Sem prejuizo das análises econômicas ou estritamente financeiras a serem feitas sob os ângulos dos diferentes atores sociais, os principais critérios de seleção devem focalizar a aderência dos projetos às políticas públicas pertinentes e o retorno socioeconômico das inversões efetuadas, sem iníquas transferências de renda. Cabem ao Estado a seleção e a definição das prioridades, transparentemente. E não a terceiros, às vezes de forma obscura. Como dizia Bobbio, queremos o governo do poder público em público e não o poder invisível.
A escolha apropriada do método de execução.
Os projetos poderão ser executados diretamente pelo governo ou delegados ao setor privado, segundo as regras do jogo do interesse público. Uma vez assegurado esse princípio, não há porque ceder a preconceitos à esquerda ou à direita na escolha do método. Dessa forma poderemos tratar com zelo a implantação e operação dos projetos, sejam eles físicos ou de processos, para alcançar a melhor relação possível entre recursos aplicados e resultados auferidos.

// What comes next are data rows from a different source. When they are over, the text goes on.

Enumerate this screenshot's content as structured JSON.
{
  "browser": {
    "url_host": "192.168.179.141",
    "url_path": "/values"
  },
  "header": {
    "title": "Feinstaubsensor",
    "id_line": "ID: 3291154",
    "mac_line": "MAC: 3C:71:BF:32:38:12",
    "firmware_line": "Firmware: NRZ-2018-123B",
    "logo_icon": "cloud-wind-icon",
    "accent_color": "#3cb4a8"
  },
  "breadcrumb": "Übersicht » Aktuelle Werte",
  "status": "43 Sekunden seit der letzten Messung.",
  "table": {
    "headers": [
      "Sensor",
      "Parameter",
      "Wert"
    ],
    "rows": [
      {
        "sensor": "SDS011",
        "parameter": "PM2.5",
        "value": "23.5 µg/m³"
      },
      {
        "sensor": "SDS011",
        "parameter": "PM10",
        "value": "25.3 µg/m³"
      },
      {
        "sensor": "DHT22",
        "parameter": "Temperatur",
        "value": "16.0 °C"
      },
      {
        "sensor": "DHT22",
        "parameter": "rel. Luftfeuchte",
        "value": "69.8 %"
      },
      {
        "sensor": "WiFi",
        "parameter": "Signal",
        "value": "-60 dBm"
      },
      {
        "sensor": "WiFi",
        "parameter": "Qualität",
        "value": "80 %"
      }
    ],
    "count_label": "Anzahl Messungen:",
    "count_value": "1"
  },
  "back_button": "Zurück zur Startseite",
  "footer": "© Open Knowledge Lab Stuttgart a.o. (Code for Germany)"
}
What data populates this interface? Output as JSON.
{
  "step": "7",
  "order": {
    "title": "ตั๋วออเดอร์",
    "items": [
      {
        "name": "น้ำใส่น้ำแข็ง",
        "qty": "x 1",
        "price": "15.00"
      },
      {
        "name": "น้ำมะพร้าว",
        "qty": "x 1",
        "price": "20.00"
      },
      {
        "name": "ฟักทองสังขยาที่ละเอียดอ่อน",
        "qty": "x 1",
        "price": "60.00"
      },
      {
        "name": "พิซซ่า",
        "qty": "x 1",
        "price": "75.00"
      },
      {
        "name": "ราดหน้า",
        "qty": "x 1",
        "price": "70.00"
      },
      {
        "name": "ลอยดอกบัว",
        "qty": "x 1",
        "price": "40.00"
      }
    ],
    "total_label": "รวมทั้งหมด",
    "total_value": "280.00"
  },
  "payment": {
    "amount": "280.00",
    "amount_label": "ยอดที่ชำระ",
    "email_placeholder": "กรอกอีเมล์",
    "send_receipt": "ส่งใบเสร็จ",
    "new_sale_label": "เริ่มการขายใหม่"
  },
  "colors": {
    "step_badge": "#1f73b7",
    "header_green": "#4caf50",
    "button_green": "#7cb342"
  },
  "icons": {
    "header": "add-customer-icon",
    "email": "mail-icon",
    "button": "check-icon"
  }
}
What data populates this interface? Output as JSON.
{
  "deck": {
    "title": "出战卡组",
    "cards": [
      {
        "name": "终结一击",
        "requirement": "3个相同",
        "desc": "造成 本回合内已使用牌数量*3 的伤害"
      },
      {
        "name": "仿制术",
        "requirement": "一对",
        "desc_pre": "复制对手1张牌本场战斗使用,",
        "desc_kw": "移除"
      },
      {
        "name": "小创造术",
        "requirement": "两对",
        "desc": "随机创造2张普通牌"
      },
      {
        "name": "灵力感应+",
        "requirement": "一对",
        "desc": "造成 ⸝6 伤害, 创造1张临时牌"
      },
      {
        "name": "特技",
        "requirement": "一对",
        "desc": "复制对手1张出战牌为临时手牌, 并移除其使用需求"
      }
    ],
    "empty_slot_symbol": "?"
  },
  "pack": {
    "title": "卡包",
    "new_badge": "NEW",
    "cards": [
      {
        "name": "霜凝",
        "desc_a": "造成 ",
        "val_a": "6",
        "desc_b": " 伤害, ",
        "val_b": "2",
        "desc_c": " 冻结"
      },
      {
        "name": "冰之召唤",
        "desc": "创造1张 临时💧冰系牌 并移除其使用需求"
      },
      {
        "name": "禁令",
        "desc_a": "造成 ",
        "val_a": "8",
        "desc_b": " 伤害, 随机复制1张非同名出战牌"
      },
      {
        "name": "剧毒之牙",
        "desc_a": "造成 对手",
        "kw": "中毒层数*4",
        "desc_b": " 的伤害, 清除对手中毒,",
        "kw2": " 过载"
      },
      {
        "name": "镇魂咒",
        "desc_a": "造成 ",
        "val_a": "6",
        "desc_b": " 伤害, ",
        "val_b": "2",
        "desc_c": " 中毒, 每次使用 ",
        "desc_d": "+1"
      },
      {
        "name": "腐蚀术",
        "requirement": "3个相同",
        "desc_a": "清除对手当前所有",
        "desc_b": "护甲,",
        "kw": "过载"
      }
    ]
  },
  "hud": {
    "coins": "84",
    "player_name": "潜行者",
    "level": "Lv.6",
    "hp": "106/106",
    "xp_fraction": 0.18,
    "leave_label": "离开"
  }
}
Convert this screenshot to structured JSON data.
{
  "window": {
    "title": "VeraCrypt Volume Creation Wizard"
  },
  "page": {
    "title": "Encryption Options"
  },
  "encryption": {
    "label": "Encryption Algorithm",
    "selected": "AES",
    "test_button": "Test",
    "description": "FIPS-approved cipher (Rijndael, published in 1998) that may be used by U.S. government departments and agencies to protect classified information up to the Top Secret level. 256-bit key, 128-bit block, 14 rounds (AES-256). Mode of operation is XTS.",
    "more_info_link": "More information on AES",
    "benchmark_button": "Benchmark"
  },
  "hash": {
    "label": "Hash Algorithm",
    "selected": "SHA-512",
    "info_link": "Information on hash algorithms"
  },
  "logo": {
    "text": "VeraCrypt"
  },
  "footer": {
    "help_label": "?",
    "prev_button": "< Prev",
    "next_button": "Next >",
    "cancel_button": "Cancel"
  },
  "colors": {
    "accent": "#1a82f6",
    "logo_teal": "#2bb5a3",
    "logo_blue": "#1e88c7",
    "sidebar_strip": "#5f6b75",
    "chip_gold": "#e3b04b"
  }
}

Essas ponderações aparentemente óbvias desvelam um dos maiores desafios que se antepõem à modernização da infraestrutura no Brasil, com equidade distributiva dos benefícios e custos: precisamos melhorar a governança tecnopolítica com presteza. Antes mesmo de encetar ou completar a reforma do Estado. Será possível?
É assunto para futuros posts deste blog.
[1] “Brazil’s Enormous Interest Rate Tax: Can Brazilians Afford It?” de Mark Weisbrot, Jake Johnston e Julia Villarruel Carrillo.
http://cepr.net/publications/reports/brazil-s-enormous-interest-rate-tax-can-brazilians-afford-it
[2] O CEPR abriga uma forte equipe de especialistas em economia política. Em seu conselho dirigente figuram economistas, cientistas sociais, especialistas em questões sindicais e membros da academia. No conselho consultivo de assuntos econômicos têm assento Robert Solow e Joseph Stiglitiz, ambos prêmio Nobel.
[3] Os autores do trabalho da FIPE são os economistas Carlos Luque, Simão Silber e Roberto Zagha. O texto, imperdível, pode ser lido em página própria deste site, aqui.
Obs: A imagem inserida deste post é do acervo WIX.